詐欺施設を巡る人身取引問題、カンボジアに国際批判強まる

詐欺施設を巡る人身取引問題、カンボジアに国際批判強まる
2025年10月02日(本日)00時00分 公開
詐欺施設を巡る人身取引問題、カンボジアに国際批判強まる

<写真:khmertimeskh.com>


カンボジアは、米国国務省が毎年発表する「人身取引報告書」において、2025年も4年連続で最低評価のTier 3に分類された。この評価は、同国における人身取引対策の構造的欠陥が依然として是正されていないことを示しており、国際社会からの強い懸念を招いている。

 

報告書は特に、オンライン詐欺施設(いわゆる「スキャム・コンパウンド」)における強制労働や人身取引の実態を重視している。なかでも、政府高官が捜査の妨害に関与し、被害者や証人に対する脅迫行為、さらには詐欺施設の運営から利益を得ている可能性があると指摘されている。

 

こうした評価は、2025年6月にAmnesty Internationalが発表した独自調査とも一致している。同調査によれば、国内には少なくとも53カ所の詐欺施設が存在し、多数の被害者が拘束、拷問、強制労働などの深刻な人権侵害を受けている実態が確認された。

 

警察が介入したにもかかわらず、施設の活動が継続しているケースも多く、政府の対応が形骸化しているとの批判が根強い。

 

これに対し、カンボジア政府は一貫して反論の姿勢を示している。
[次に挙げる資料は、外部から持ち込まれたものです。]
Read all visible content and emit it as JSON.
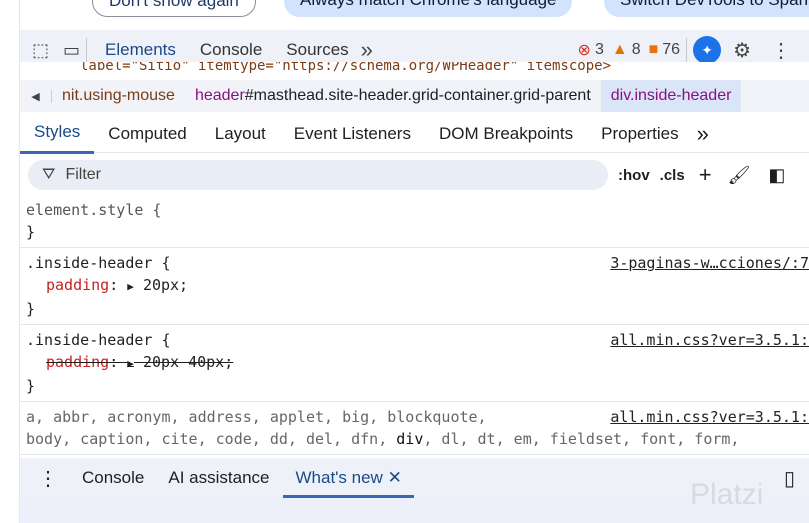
{
  "banner": {
    "buttons": [
      "Don't show again",
      "Always match Chrome's language",
      "Switch DevTools to Spanish"
    ]
  },
  "toolbar": {
    "tabs": [
      "Elements",
      "Console",
      "Sources"
    ],
    "more": "»",
    "errors": "3",
    "warnings": "8",
    "issues": "76"
  },
  "cut_line": "label=\"Sitio\" itemtype=\"https://schema.org/WPHeader\" itemscope>",
  "breadcrumb": {
    "items": [
      {
        "tag": "",
        "rest": "nit.using-mouse"
      },
      {
        "tag": "header",
        "rest": "#masthead.site-header.grid-container.grid-parent"
      },
      {
        "tag": "div",
        "rest": ".inside-header"
      }
    ]
  },
  "subtabs": [
    "Styles",
    "Computed",
    "Layout",
    "Event Listeners",
    "DOM Breakpoints",
    "Properties"
  ],
  "filter": {
    "placeholder": "Filter",
    "hov": ":hov",
    "cls": ".cls"
  },
  "rules": [
    {
      "selector": "element.style {",
      "close": "}"
    },
    {
      "selector": ".inside-header {",
      "source": "3-paginas-w…cciones/:7",
      "prop": "padding",
      "value": "20px;",
      "close": "}"
    },
    {
      "selector": ".inside-header {",
      "source": "all.min.css?ver=3.5.1:",
      "prop": "padding",
      "value": "20px 40px;",
      "close": "}"
    },
    {
      "selector1": "a, abbr, acronym, address, applet, big, blockquote,",
      "selector2a": "body, caption, cite, code, dd, del, dfn, ",
      "selector2b": "div",
      "selector2c": ", dl, dt, em, fieldset, font, form,",
      "source": "all.min.css?ver=3.5.1:"
    }
  ],
  "drawer": {
    "tabs": [
      "Console",
      "AI assistance",
      "What's new"
    ]
  },
  "watermark": "Platzi"
}
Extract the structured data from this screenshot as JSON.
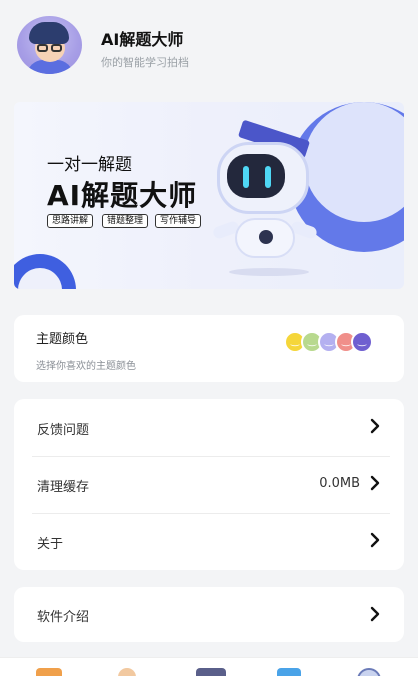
{
  "header": {
    "app_title": "AI解题大师",
    "app_subtitle": "你的智能学习拍档"
  },
  "banner": {
    "line1": "一对一解题",
    "line2": "AI解题大师",
    "tags": [
      "思路讲解",
      "错题整理",
      "写作辅导"
    ]
  },
  "theme": {
    "title": "主题颜色",
    "subtitle": "选择你喜欢的主题颜色",
    "swatches": [
      "#f5d63a",
      "#b8d98e",
      "#b4b0f0",
      "#f08f8a",
      "#6f5fd0"
    ]
  },
  "menu": {
    "items": [
      {
        "label": "反馈问题",
        "value": ""
      },
      {
        "label": "清理缓存",
        "value": "0.0MB"
      },
      {
        "label": "关于",
        "value": ""
      }
    ]
  },
  "intro": {
    "label": "软件介绍"
  },
  "tabbar": {
    "icons": [
      "gift-icon",
      "person-icon",
      "hat-icon",
      "book-icon",
      "search-icon"
    ]
  }
}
全国対人身取引国家委員会(NCCT)のチュ・ブン・エン副議長は、「カンボジアは対策を緩めてはおらず、報告書はオンライン詐欺に偏重した不公正な評価である」と主張している。

 

首相直属の高級捜査チームの設置など、政府の取組を正当に評価すべきだとの立場を強調した。

 

しかし、国内外からはこうした政府の姿勢に対して疑念が高まっている。労働・人権団体の代表であるモエン・トラ氏は「米国の格付けは、カンボジアの国際的信用を大きく損なう恐れがある」と指摘したうえで、「抜本的な改善のためには、加担した関係者を厳正に処罰する姿勢が不可欠である」と強調している。

 

国際社会の対応も強硬化の様相を呈している。2025年9月、米国はカンボジア国内の複数の詐欺ネットワークに対し制裁措置を発動した。これらは、アジア各国から連れてこられた被害者を詐欺施設で強制労働に従事させていたとされる組織に対して科されたものである。

 

カンボジアは現在、東南アジアにおけるオンライン詐欺の主要拠点の1つと見なされており、被害者はタイ、ベトナム、マレーシア、中国などから勧誘され、現地で監禁・労働を強いられる事例が後を絶たない。

 

こうした国際報告や制裁措置は、カンボジア政府にとって重大な試練となっている。表面的な対応で国際社会の批判をかわすことはもはや困難であり、制度改革と責任追及を伴う本質的な対応が強く求められている。